For Colima the socket lives under `~/.colima/...` (not currently
covered by any allow / deny in the framework reference, so it
works by default), and for rootless Podman it lives under
`$XDG_RUNTIME_DIR/podman/...` (also not covered → works). The
case that fails is specifically Docker.app on macOS plus the
generic `~/.docker` denial.
### Fix
Allow Bash subprocesses to read the *socket file* without opening
the `~/.docker/` directory generally:
```jsonc
// ~/.claude/settings.json
{
"sandbox": {
"filesystem": {
"allowRead": [
// ...existing entries...
"~/.docker/run/docker.sock", // Docker.app for Mac socket
"~/.colima/default/docker.sock", // Colima default socket (defensive; usually not blocked)
"/var/run/docker.sock" // Linux daemon socket (root-managed install)
]
}
},
"permissions": {
"deny": [
// ...existing entries...
"Read(~/.docker/config.json)", // keep this denial — credentials live here
"Read(~/.docker/contexts/**)" // keep this denial — saved contexts
// (Replace the broad `Read(~/.docker/**)` with these two specific paths.)
]
}
}
```
Per-entry rationale:
- `~/.docker/run/docker.sock` — Docker.app for Mac's socket
location.

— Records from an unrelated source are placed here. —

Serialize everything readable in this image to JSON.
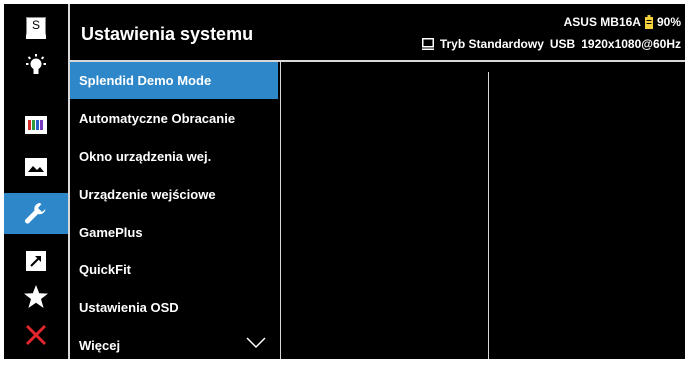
{
  "header": {
    "title": "Ustawienia systemu",
    "model": "ASUS MB16A",
    "battery": "90%",
    "mode": "Tryb Standardowy",
    "input": "USB",
    "resolution": "1920x1080@60Hz"
  },
  "sidebar_icons": [
    {
      "name": "splendid-icon",
      "label": "S"
    },
    {
      "name": "blue-light-filter-icon"
    },
    {
      "name": "color-icon"
    },
    {
      "name": "image-icon"
    },
    {
      "name": "system-setup-icon",
      "selected": true
    },
    {
      "name": "shortcut-icon"
    },
    {
      "name": "my-favorite-icon"
    },
    {
      "name": "exit-icon"
    }
  ],
  "menu": {
    "items": [
      {
        "label": "Splendid Demo Mode",
        "selected": true
      },
      {
        "label": "Automatyczne Obracanie"
      },
      {
        "label": "Okno urządzenia wej."
      },
      {
        "label": "Urządzenie wejściowe"
      },
      {
        "label": "GamePlus"
      },
      {
        "label": "QuickFit"
      },
      {
        "label": "Ustawienia OSD"
      },
      {
        "label": "Więcej"
      }
    ]
  },
  "colors": {
    "accent": "#2d87c9",
    "background": "#000000",
    "text": "#ffffff",
    "battery": "#f4d03f",
    "exit": "#e3262b"
  }
}
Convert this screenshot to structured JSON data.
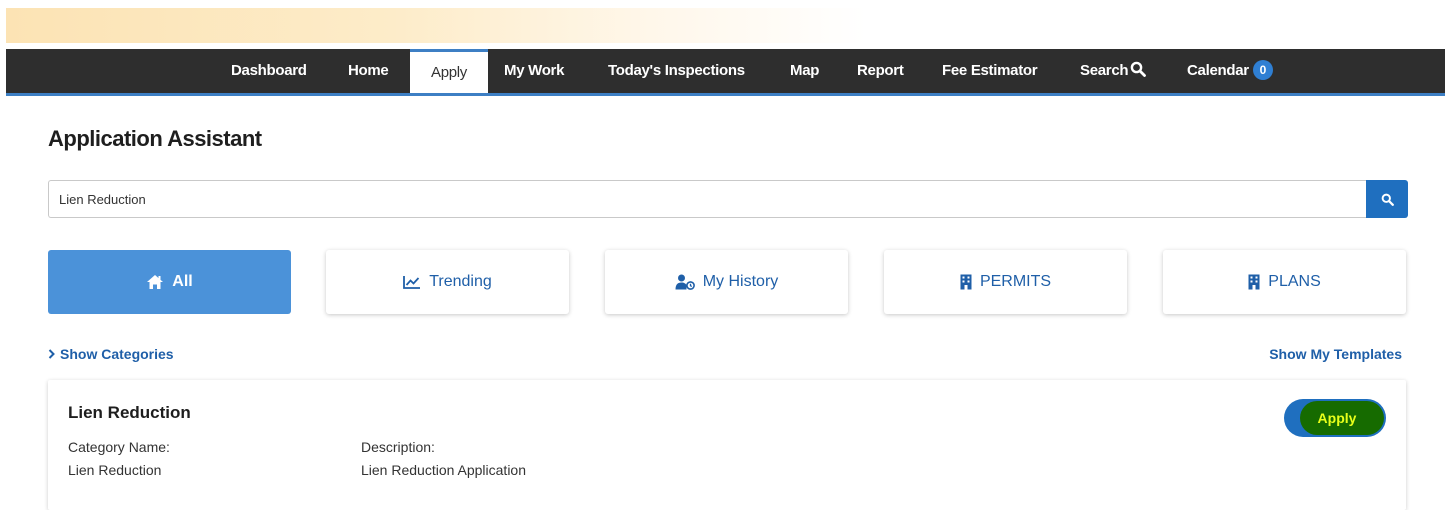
{
  "nav": {
    "items": [
      {
        "label": "Dashboard"
      },
      {
        "label": "Home"
      },
      {
        "label": "Apply",
        "active": true
      },
      {
        "label": "My Work"
      },
      {
        "label": "Today's Inspections"
      },
      {
        "label": "Map"
      },
      {
        "label": "Report"
      },
      {
        "label": "Fee Estimator"
      },
      {
        "label": "Search",
        "icon": "search-icon"
      },
      {
        "label": "Calendar",
        "badge": "0"
      }
    ]
  },
  "page": {
    "title": "Application Assistant"
  },
  "search": {
    "value": "Lien Reduction",
    "button_icon": "search-icon"
  },
  "tabs": [
    {
      "label": "All",
      "icon": "home-icon",
      "active": true
    },
    {
      "label": "Trending",
      "icon": "line-chart-icon"
    },
    {
      "label": "My History",
      "icon": "user-history-icon"
    },
    {
      "label": "PERMITS",
      "icon": "building-icon"
    },
    {
      "label": "PLANS",
      "icon": "building-icon"
    }
  ],
  "links": {
    "show_categories": "Show Categories",
    "show_templates": "Show My Templates"
  },
  "result": {
    "title": "Lien Reduction",
    "category_label": "Category Name:",
    "category_value": "Lien Reduction",
    "description_label": "Description:",
    "description_value": "Lien Reduction Application",
    "apply_label": "Apply"
  },
  "colors": {
    "navbar": "#2e2e2e",
    "accent": "#3d7fc4",
    "primary_button": "#1f6fbf",
    "active_tab": "#4b92d9",
    "link": "#1f5fa8",
    "apply_highlight": "#166b00",
    "apply_text": "#e8ff1a"
  }
}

Read access on the socket file is what the docker CLI
needs to `connect(2)` to the daemon.
- `~/.colima/default/docker.sock` — Colima's default; explicit
even though it works today, to anticipate a future widening of
the generic `~/.` denial.
- `/var/run/docker.sock` — Linux systems with daemon Docker;
socket is root-managed but world-readable by convention.
- The narrowed `permissions.deny` keeps the agent's `Read` tool
from seeing Docker auth tokens (`config.json`) and saved
contexts (which include host IPs and credentials), while
allowing the Bash subprocess to use the socket.
### Notes
- For **rootless Podman**, the socket is at
`$XDG_RUNTIME_DIR/podman/podman.sock` (typically
`/run/user/<uid>/podman/podman.sock`). Currently allowed by
default because the framework reference does not deny
`/run/user/<uid>/`; if a future widening adds such a denial,
add `/run/user/*/podman/` to `allowRead`.
- For **CI / image-build workflows** that run inside an adopter
repo, prefer adding the socket allow at project scope
(`.claude/settings.local.json` in the adopter) rather than user
scope — that keeps the framework's user-scope reference minimal
and makes the widening visible to whoever audits the adopter's
repo.
- Do **not** widen `allowRead` to `~/.docker/**` — the directory
holds auth tokens and saved contexts; the whole point of the
framework's `Read(~/.docker/**)` denial is to keep those out of
the agent's reach.
---
## Adding a new entry
When you hit a sandbox-shaped failure not in this list:
1. Capture the exact symptom (error text, command, what you were
trying to do). The error text is what makes the entry
greppable for the next person.
2. Identify the layer: filesystem (`Operation not permitted` on a
path), network (refused / timed-out connection to an allowed
host's friend), or `permissions.deny` (the agent's tool got an
"I refuse" without the sandbox even being consulted).
3. Find the minimal widening — the most specific `allowRead` /
`allowedDomains` entry that resolves the symptom without
opening adjacent paths. Stay as specific as the runtime
reasonably allows; never widen `~/`, `/var/`, or `/private/`
as a whole.
4. Add an entry to this page in the *Shape of each entry* form
above. Cross-reference adjacent entries when relevant.
If the fix involves `dangerouslyDisableSandbox: true` rather than
a settings.json widening, document it here too — the bypass is a
legitimate per-call escape hatch, but it should be visible in the
catalog so future readers can see when it's the right call.